Following last year's hurricane season, the most active in US history, scientific debate has intensified as US scientists seek to prove or dispute the theory that human-caused global warming and the greenhouse gas effect are unleashing more threatening natural disasters.
Despite their differences over the cause of the intense storms, most observers agree that the migration of people to the coasts and the destruction of natural landscapes by development in coastal cities has created an increasingly lethal situation.
There's also little doubt that warmer water in the Atlantic plays a role. The hotter that body of water and the air over it, the worse and more frequent the storms, which draw upon the heat energy for increasing strength, scientists say.
But in a chicken and egg type debate, they differ over what's causing the increasing temperatures -- global warming that comes from behavior, or warming that is part of a natural cycle. Others cite changes in the way the intensity of hurricanes is measured and have questioned whether the storms are even generally stronger than they were years ago.
In the most recent studies that blame human influence for the warming, a chorus of scientists points to the connection between warming waters and more intense storms.
A new study by James Elsner, a Florida State University geography professor, in the journal Geophysical Research Letter, seeks to show that the air temperatures in the Atlantic Ocean influence the ocean's surface temperatures, not vice versa. Elsner's data lends more support to the idea that it is changes in the atmosphere that have created more and stronger storms.
Another climate researcher, Judith Curry, put forward the thesis in her research that increasingly high water temperatures have led to increasingly strong hurricanes. Kerry Emmanuel, a professor at the Massachusetts Institute of Technology, argues that his work found such a strong link between higher water temperatures and the intensity of hurricanes that the connection cannot be an accident.
In a report about climate change, researchers from the National Academy of Sciences state that greenhouse gases are at their highest level in 400,000 years. They write that extreme weather, such as Hurricane Katrina, "may indicate a contribution from climate change, and the likelihood [that] extreme events could increase in the future."

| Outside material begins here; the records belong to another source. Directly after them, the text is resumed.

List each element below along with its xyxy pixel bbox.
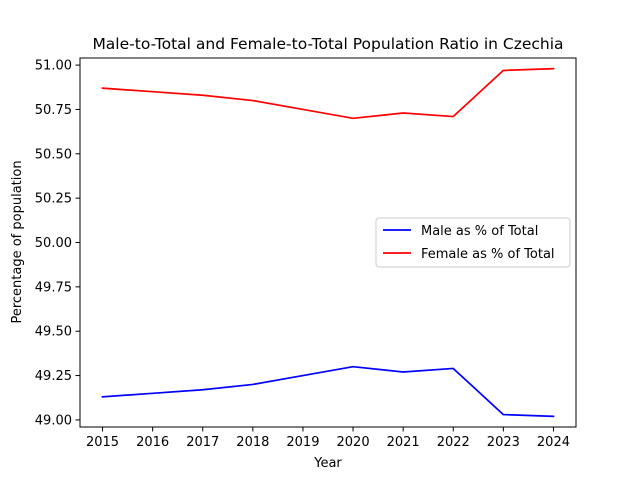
x-axis-label: Year [313, 456, 342, 471]
x-tick-label: 2017 [186, 435, 219, 450]
x-tick-label: 2015 [86, 435, 119, 450]
chart-title: Male-to-Total and Female-to-Total Popula… [92, 35, 563, 53]
x-tick-label: 2024 [537, 435, 570, 450]
y-tick-label: 49.00 [35, 413, 72, 428]
legend-box [375, 217, 571, 268]
x-tick-label: 2023 [487, 435, 520, 450]
legend-label-female: Female as % of Total [421, 247, 555, 262]
x-tick-label: 2021 [387, 435, 420, 450]
y-axis-label: Percentage of population [10, 160, 25, 323]
y-axis: 49.00 49.25 49.50 49.75 50.00 50.25 50.50 50.75… [35, 59, 80, 428]
x-tick-label: 2020 [337, 435, 370, 450]
y-tick-label: 49.25 [35, 369, 72, 384]
x-tick-label: 2022 [437, 435, 470, 450]
y-tick-label: 50.00 [35, 236, 72, 251]
y-tick-label: 50.50 [35, 147, 72, 162]
series-line-male [101, 365, 555, 418]
y-tick-label: 49.75 [35, 280, 72, 295]
series-line-female [101, 67, 555, 120]
y-tick-label: 49.50 [35, 325, 72, 340]
x-tick-label: 2016 [136, 435, 169, 450]
legend-label-male: Male as % of Total [421, 224, 538, 239]
plot-lines [101, 67, 555, 418]
x-axis: 2015 2016 2017 2018 2019 2020 2021 2022 2023 2024 [86, 427, 570, 450]
x-tick-label: 2019 [286, 435, 319, 450]
legend: Male as % of Total Female as % of Total [375, 217, 571, 268]
y-tick-label: 50.75 [35, 103, 72, 118]
y-tick-label: 51.00 [35, 59, 72, 74]
y-tick-label: 50.25 [35, 192, 72, 207]
x-tick-label: 2018 [236, 435, 269, 450]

One of the strongest opponents of this view is Christopher Landsea of the National Oceanic and Atmospheric Administration's Hurricane Research Division in Miami, Florida. When US President George W Bush visited the center at the end of last month, Landsea said there is no consensus that stronger storms are a result of global warming.
Landsea wrote in a recent issue of the journal Science that poor measurements based on less sophisticated technology could have resulted in inaccurate classification of hurricanes in previous decades. Hurricanes that were category three would now be classified in a higher category.
Landsea and his supporters argue that natural causes lead to an especially active hurricane season every ten to 40 years followed by a less active season. This year's hurricane season, which began on June 1, has been much quieter than predicted, showing how varied weather can be.
Frank Lapore of the National Hurricane Center, says there are a variety of reasons why hurricanes have killed so many people and caused so much damage in the last several years. He attributes much of the damage to the migration of more people to the coasts during the 1970s and 1980s. Since 1995, more storms have been hitting the increasingly denser coastal population centers.
There is a "very increased probability that a major hurricane is going to make landfall in a very populated area," he said.
Lapore said he is upset by the travel industry that continues to encourage vacationers to visit endangered areas despite warnings. He is also concerned by the hurricane fatigue suffered by many people, who despite evacuations refuse to leave their homes because repeated warnings have desensitized them to the danger.
"It's almost a Greek tragedy," he said. "You know you are doomed, but you don't worry."